Where Things Get Variable 🔌

Beyond the hardware specs, a few real-world factors shape how this plays out for different users:

Use case: Casual browsing and productivity work is far less demanding than video editing, color grading, or running multiple GPU-intensive apps across two large displays.

Display age and connection type: Older monitors may only support HDMI 1.4 or DisplayPort 1.2, which cap resolution and refresh rate below what the M4 can output. The adapter or dock you use to bridge the connection matters.

macOS version: Apple has refined display management and Thunderbolt behavior through software updates. The behavior described here reflects the M4 launch configuration, and macOS updates can adjust scaling options, color profiles, and multi-display handling over time.

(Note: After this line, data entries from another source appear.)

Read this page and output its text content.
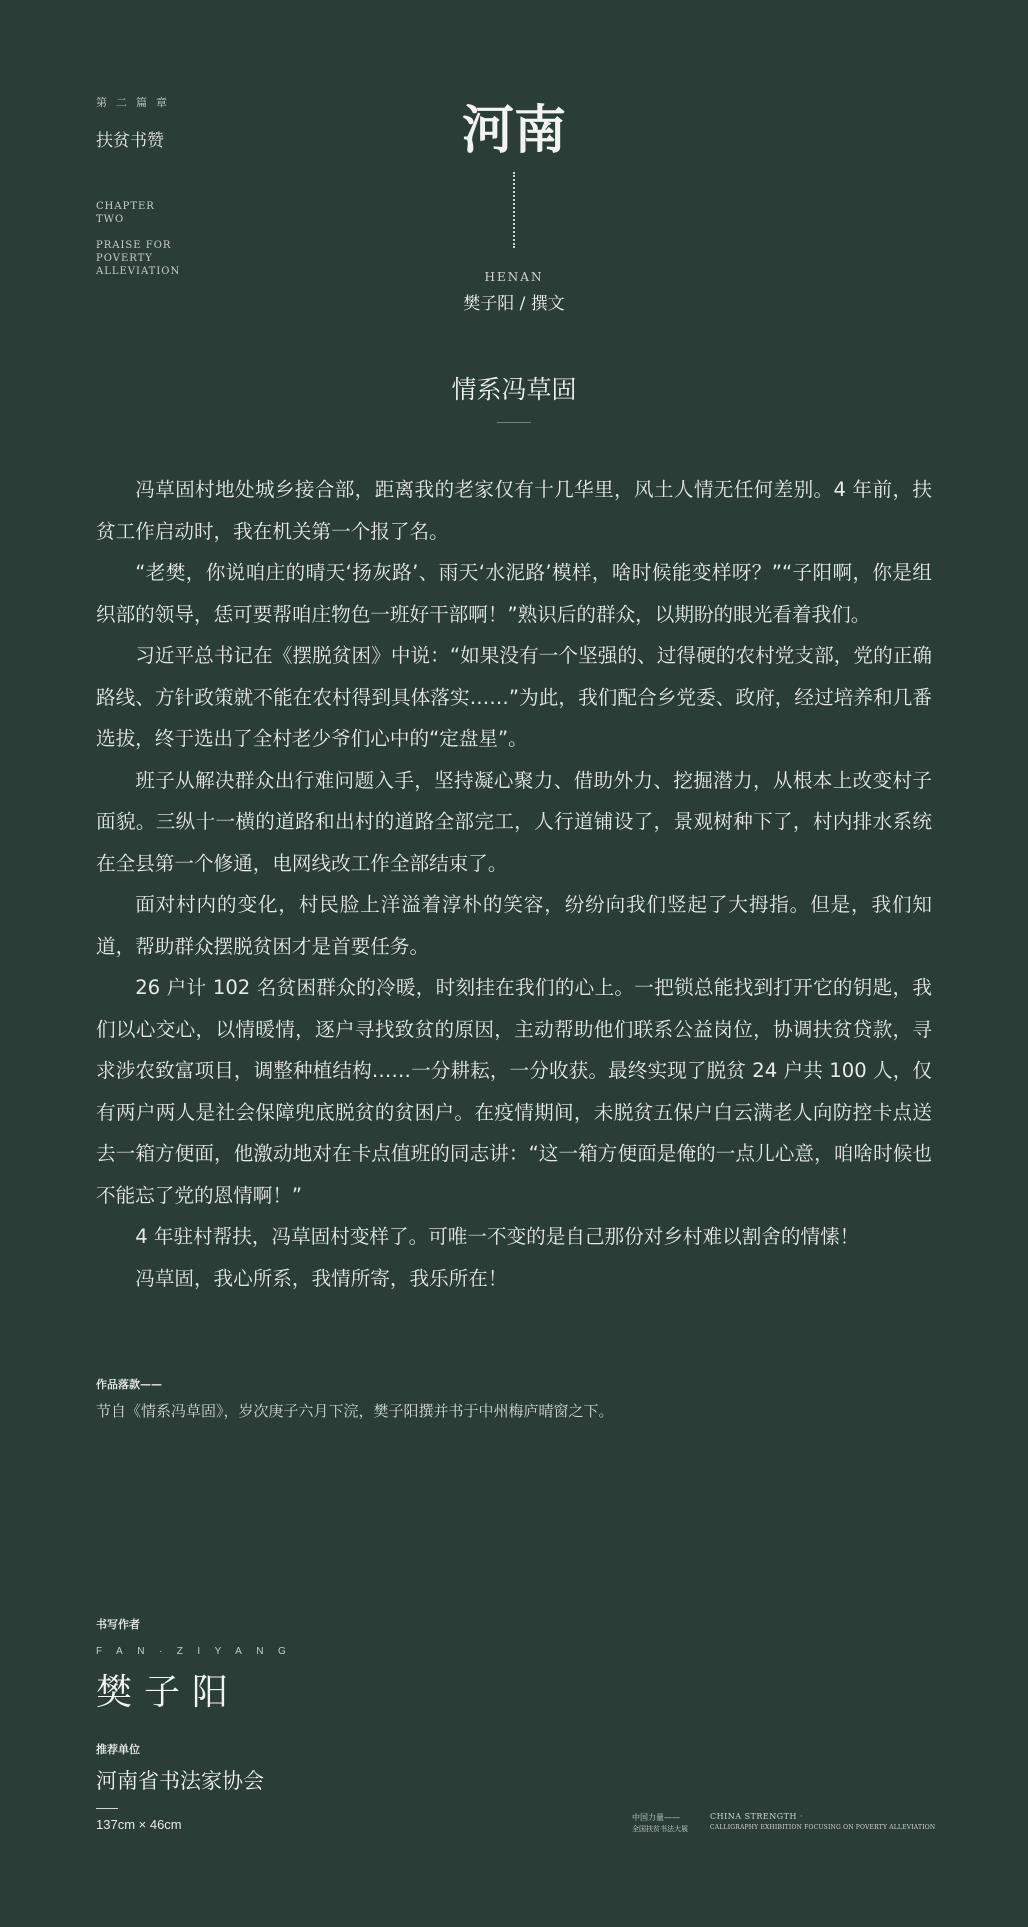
第二篇章
扶贫书赞
CHAPTER
TWO
PRAISE FOR
POVERTY
ALLEVIATION
河南
HENAN
樊子阳 / 撰文
情系冯草固

冯草固村地处城乡接合部，距离我的老家仅有十几华里，风土人情无任何差别。4 年前，扶贫工作启动时，我在机关第一个报了名。

“老樊，你说咱庄的晴天‘扬灰路’、雨天‘水泥路’模样，啥时候能变样呀？”“子阳啊，你是组织部的领导，恁可要帮咱庄物色一班好干部啊！”熟识后的群众，以期盼的眼光看着我们。

习近平总书记在《摆脱贫困》中说：“如果没有一个坚强的、过得硬的农村党支部，党的正确路线、方针政策就不能在农村得到具体落实……”为此，我们配合乡党委、政府，经过培养和几番选拔，终于选出了全村老少爷们心中的“定盘星”。

班子从解决群众出行难问题入手，坚持凝心聚力、借助外力、挖掘潜力，从根本上改变村子面貌。三纵十一横的道路和出村的道路全部完工，人行道铺设了，景观树种下了，村内排水系统在全县第一个修通，电网线改工作全部结束了。

面对村内的变化，村民脸上洋溢着淳朴的笑容，纷纷向我们竖起了大拇指。但是，我们知道，帮助群众摆脱贫困才是首要任务。

26 户计 102 名贫困群众的冷暖，时刻挂在我们的心上。一把锁总能找到打开它的钥匙，我们以心交心，以情暖情，逐户寻找致贫的原因，主动帮助他们联系公益岗位，协调扶贫贷款，寻求涉农致富项目，调整种植结构……一分耕耘，一分收获。最终实现了脱贫 24 户共 100 人，仅有两户两人是社会保障兜底脱贫的贫困户。在疫情期间，未脱贫五保户白云满老人向防控卡点送去一箱方便面，他激动地对在卡点值班的同志讲：“这一箱方便面是俺的一点儿心意，咱啥时候也不能忘了党的恩情啊！”

4 年驻村帮扶，冯草固村变样了。可唯一不变的是自己那份对乡村难以割舍的情愫！

冯草固，我心所系，我情所寄，我乐所在！

作品落款——
节自《情系冯草固》，岁次庚子六月下浣，樊子阳撰并书于中州梅庐晴窗之下。
书写作者
FAN·ZIYANG
樊子阳
推荐单位
河南省书法家协会
137cm × 46cm	中国力量——
全国扶贫书法大展
CHINA STRENGTH ·
CALLIGRAPHY EXHIBITION FOCUSING ON POVERTY ALLEVIATION
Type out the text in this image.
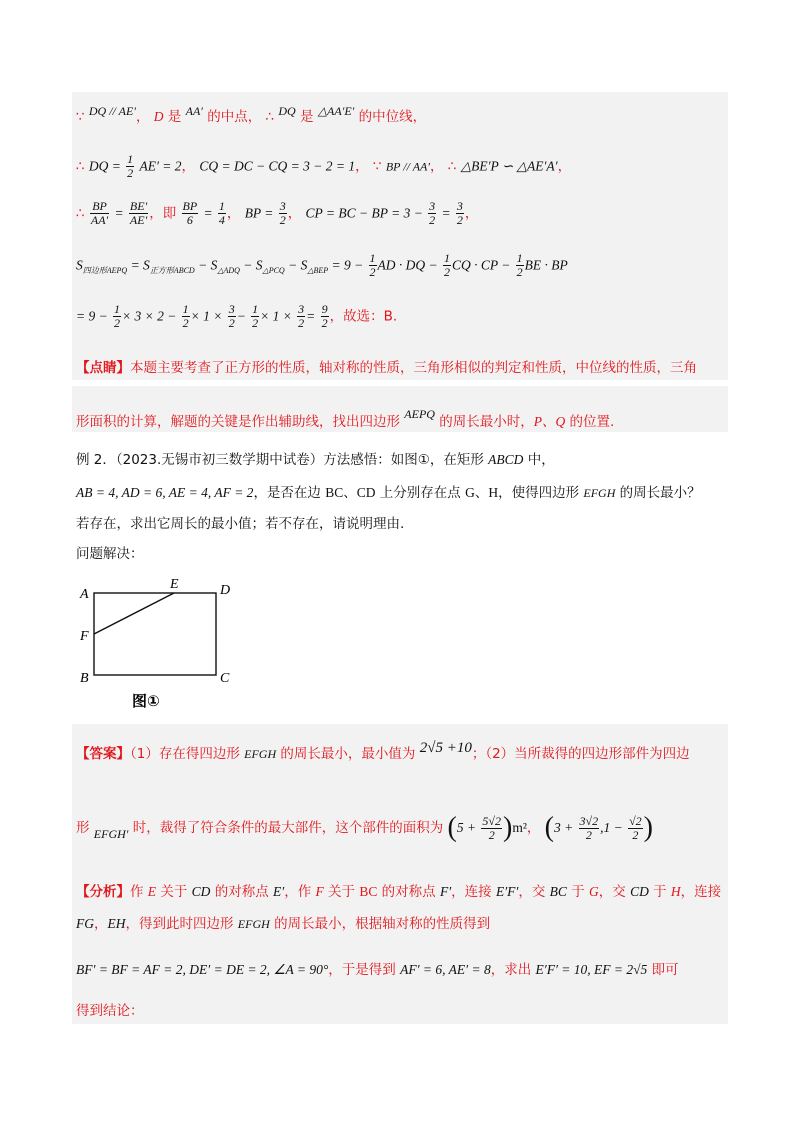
∵ DQ // AE′， D 是 AA′ 的中点， ∴ DQ 是 △AA′E′ 的中位线，
∴ DQ = $\frac{1}{2} AE' = 2$， CQ = DC − CQ = 3 − 2 = 1， ∵ BP // AA′， ∴ △BE′P ∽ △AE′A′，
∴ $\frac{BP}{AA'} = \frac{BE'}{AE'}$ ，即 $\frac{BP}{6} = \frac{1}{4}$ ， BP = $\frac{3}{2}$ ， CP = BC − BP = $3 - \frac{3}{2} = \frac{3}{2}$ ，
$S_{四边形AEPQ} = S_{正方形ABCD} - S_{\triangle ADQ} - S_{\triangle PCQ} - S_{\triangle BEP} = 9 - \frac{1}{2}$ AD · DQ − $\frac{1}{2}$ CQ · CP − $\frac{1}{2}$ BE · BP
= $9 - \frac{1}{2} \times 3 \times 2 - \frac{1}{2} \times 1 \times \frac{3}{2} - \frac{1}{2} \times 1 \times \frac{3}{2} = \frac{9}{2}$ ，故选：B.
【点睛】本题主要考查了正方形的性质，轴对称的性质，三角形相似的判定和性质，中位线的性质，三角
形面积的计算，解题的关键是作出辅助线，找出四边形 AEPQ 的周长最小时，P、Q 的位置.
例 2．（2023.无锡市初三数学期中试卷）方法感悟：如图①，在矩形 ABCD 中，
AB = 4, AD = 6, AE = 4, AF = 2，是否在边 BC、CD 上分别存在点 G、H，使得四边形 EFGH 的周长最小？
若存在，求出它周长的最小值；若不存在，请说明理由.
问题解决：
A	D
E
F
B	C
图①
【答案】（1）存在得四边形 EFGH 的周长最小，最小值为 2√5 +10；（2）当所裁得的四边形部件为四边
形 EFGH′ 时，裁得了符合条件的最大部件，这个部件的面积为 $(5 + \frac{5√2}{2} )m^2$， ($3 + \frac{3√2}{2} ,1 - \frac{√2}{2}$ )
【分析】作 E 关于 CD 的对称点 E′，作 F 关于 BC 的对称点 F′，连接 E′F′，交 BC 于 G，交 CD 于 H，连接
FG，EH，得到此时四边形 EFGH 的周长最小，根据轴对称的性质得到
BF′ = BF = AF = 2, DE′ = DE = 2, ∠A = 90°，于是得到 AF′ = 6, AE′ = 8，求出 E′F′ = 10, EF = 2√5 即可
得到结论：
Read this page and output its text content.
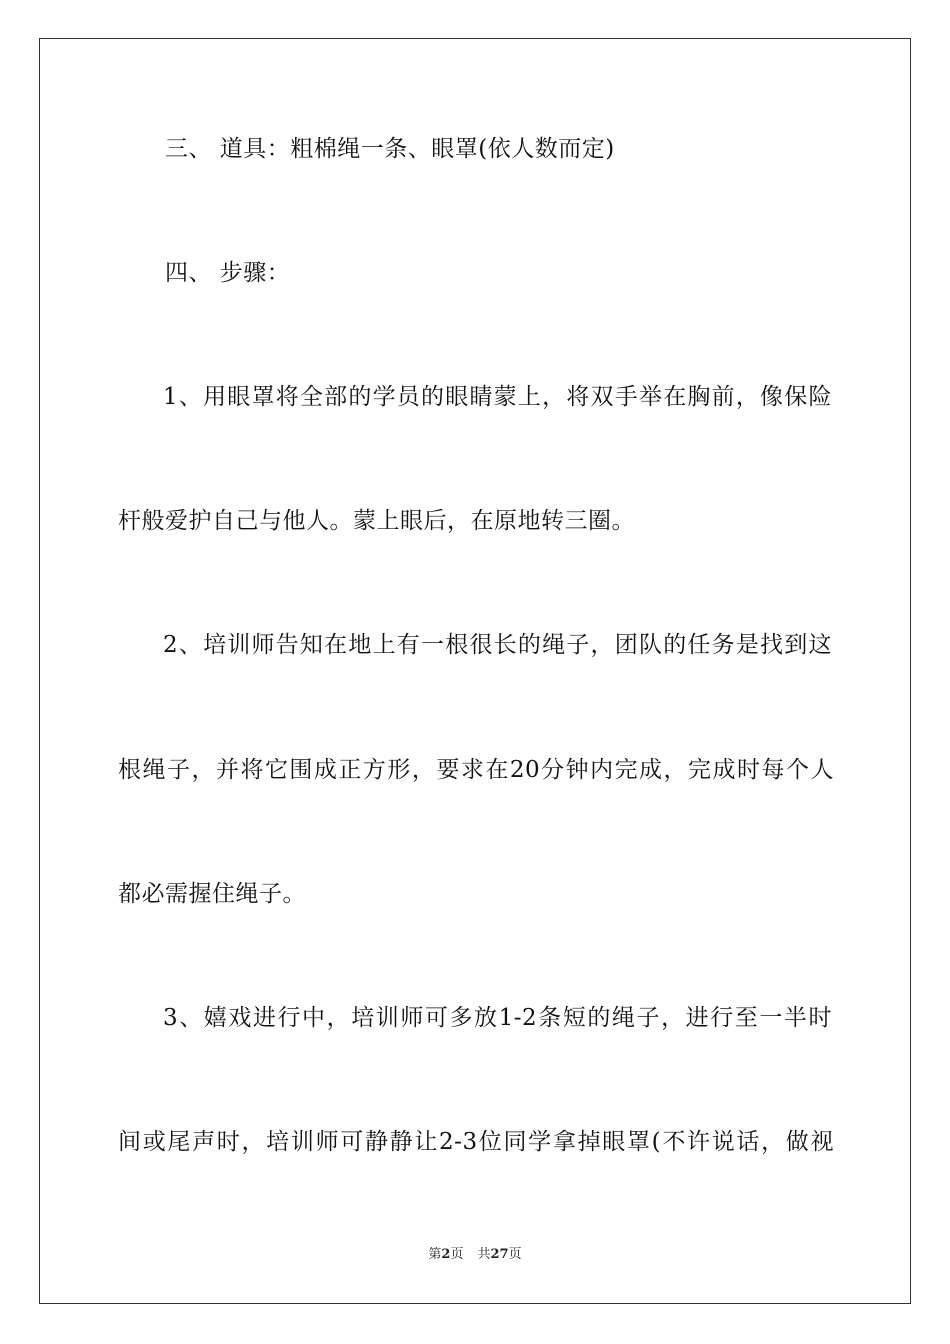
三、 道具：粗棉绳一条、眼罩(依人数而定)
四、 步骤：
1、用眼罩将全部的学员的眼睛蒙上，将双手举在胸前，像保险
杆般爱护自己与他人。蒙上眼后，在原地转三圈。
2、培训师告知在地上有一根很长的绳子，团队的任务是找到这
根绳子，并将它围成正方形，要求在20分钟内完成，完成时每个人
都必需握住绳子。
3、嬉戏进行中，培训师可多放1-2条短的绳子，进行至一半时
间或尾声时，培训师可静静让2-3位同学拿掉眼罩(不许说话，做视
第2页 共27页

Power delivery: Running two external displays in clamshell mode while charging through a Thunderbolt dock puts more demand on the power chain. A dock's wattage rating and whether MagSafe is also connected can affect stability.

The Spectrum of Setups

At one end: a user who works from a single desk with one 4K monitor and occasionally closes the lid. The M4 Air handles this with zero friction.

At the other end: a creative professional wanting two large, high-resolution displays running simultaneously for photo or video work, with precise color accuracy and no perceptible lag. That setup is possible — but the quality of the dock, cables, display calibration, and software workflow all become meaningful variables.

Most setups fall somewhere between these points, and the right configuration depends on exactly where on that spectrum your daily work sits.